Data also lets them make “bolder bets” about composition and dosing than is the norm with mass-market formulators, or even brands operating in online marketplaces where, he says, “the consumer is largely anonymous.”
What Could Go Wrong?
All of which sounds revolutionary—until something goes wrong. And that’s a possibility that brands like Vous are both mindful of and prepared to avoid.
“Personalized-supplement brands have a responsibility to provide clear and accessible privacy policies published on their websites that inform consumers about the steps they take to protect privacy and associated risks,” Helfand declares.

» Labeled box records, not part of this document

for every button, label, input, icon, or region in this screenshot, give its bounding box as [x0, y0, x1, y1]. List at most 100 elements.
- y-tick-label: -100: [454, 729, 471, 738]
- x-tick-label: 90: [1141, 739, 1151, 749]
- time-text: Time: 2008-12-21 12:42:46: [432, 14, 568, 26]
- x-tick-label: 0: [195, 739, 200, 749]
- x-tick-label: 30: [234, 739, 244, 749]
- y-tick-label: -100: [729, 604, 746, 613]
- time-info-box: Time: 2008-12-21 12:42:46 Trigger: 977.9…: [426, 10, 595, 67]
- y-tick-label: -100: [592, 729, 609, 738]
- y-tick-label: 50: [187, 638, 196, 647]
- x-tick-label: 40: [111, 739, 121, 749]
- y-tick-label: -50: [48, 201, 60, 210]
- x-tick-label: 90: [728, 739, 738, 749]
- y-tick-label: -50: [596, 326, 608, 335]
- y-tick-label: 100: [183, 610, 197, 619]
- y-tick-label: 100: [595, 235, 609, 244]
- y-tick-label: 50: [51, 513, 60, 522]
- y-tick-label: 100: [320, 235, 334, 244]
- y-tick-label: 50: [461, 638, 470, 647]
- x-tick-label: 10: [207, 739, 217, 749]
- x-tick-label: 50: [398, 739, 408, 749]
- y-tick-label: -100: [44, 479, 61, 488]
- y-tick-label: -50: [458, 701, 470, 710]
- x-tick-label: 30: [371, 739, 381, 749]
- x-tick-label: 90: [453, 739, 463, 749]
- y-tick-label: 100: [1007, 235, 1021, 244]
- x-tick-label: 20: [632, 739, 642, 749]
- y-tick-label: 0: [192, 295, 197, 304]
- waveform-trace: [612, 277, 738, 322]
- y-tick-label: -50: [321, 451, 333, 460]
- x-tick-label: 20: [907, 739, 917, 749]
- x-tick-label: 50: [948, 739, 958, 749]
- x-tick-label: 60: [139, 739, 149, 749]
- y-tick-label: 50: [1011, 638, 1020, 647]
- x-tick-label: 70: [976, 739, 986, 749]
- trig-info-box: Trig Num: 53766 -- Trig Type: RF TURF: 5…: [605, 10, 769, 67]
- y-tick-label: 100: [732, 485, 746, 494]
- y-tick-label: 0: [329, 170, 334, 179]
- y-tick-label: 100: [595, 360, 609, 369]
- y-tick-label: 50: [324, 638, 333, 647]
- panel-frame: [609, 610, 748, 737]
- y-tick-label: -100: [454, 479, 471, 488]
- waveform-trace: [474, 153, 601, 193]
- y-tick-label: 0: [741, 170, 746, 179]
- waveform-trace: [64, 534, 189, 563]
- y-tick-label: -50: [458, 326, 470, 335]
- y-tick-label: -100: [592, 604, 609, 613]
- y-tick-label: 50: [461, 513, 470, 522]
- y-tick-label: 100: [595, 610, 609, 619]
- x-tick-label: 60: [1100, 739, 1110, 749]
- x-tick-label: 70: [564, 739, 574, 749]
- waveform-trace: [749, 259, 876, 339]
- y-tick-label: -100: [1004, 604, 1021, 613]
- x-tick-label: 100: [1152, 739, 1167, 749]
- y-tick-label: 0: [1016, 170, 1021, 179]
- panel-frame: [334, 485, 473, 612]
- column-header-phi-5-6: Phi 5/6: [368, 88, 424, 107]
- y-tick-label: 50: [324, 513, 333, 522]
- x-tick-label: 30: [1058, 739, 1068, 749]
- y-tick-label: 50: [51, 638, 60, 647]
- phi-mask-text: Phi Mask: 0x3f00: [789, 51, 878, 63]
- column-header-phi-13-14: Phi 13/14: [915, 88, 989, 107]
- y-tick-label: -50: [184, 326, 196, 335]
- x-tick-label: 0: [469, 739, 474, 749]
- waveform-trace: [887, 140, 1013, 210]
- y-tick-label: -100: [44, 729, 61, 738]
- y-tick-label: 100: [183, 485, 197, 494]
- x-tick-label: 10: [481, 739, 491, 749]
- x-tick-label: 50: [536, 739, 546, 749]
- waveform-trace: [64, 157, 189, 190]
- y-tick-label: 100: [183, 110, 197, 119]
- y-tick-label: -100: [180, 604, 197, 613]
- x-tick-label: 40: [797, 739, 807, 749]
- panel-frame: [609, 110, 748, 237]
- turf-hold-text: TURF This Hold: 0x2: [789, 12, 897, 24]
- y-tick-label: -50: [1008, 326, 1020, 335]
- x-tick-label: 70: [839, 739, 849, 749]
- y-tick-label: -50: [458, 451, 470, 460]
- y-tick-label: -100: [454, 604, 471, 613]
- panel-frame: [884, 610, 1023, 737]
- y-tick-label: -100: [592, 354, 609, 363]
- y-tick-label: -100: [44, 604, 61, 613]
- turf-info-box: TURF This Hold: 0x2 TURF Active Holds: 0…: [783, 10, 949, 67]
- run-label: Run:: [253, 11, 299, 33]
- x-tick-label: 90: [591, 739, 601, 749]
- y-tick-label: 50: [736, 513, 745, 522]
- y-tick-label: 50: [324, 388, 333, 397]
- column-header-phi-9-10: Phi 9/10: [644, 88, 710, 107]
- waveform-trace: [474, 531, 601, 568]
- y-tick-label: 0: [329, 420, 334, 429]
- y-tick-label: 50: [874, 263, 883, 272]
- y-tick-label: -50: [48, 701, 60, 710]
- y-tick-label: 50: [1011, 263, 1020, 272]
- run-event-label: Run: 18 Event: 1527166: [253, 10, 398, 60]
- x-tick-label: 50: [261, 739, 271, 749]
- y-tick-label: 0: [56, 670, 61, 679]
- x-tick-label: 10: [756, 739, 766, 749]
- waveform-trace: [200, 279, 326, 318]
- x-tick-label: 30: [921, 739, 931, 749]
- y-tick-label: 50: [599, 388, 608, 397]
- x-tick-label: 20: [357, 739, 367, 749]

Investing in airtight IT-security practices and establishing ethical internal data-handling measures are also top-priority. “We listen to our consumers, and when they request their data be deleted, of course we move quickly to accommodate,” he says.
And while it’s the specter of the massive data breach that scatters sensitive financial and health information to the four winds that keeps people up at night, the consequences of poorly handled data tend to be as mundane as inefficiency and hucksterism.
“The disappointing side of the industry,” Helfand laments, “is when data is used to drive more supplement sales and excess prescribing. Its greatest danger is as a marketing hook to get consumers to take more pills and powders than they need, or to drive up their out-of-pocket costs. We believe that appropriately used data should craft innovative, tailored products that move individuals toward a more efficient and less pill-burdened state, and with improved results.”
Rules to Live By
So those are the rules brands should follow. As for the consumer’s responsibility, it adds up to “buyer beware—and informed.”
“It’s extremely important that consumers enter relationships with brands they trust,” Helfand says. For example, he suggests that consumers conduct a simple Google News search to uncover any reported lapses.
And when trust emerges this way, consumers and personalized-nutrition brands can carry on with the business of making everyone healthier. The goal, Helfand says, is “a two-way relationship between consumers and brands: Consumers invest their time and trust when they submit data, and brands invest their expertise and capabilities in analyzing and turning it into a superior product.”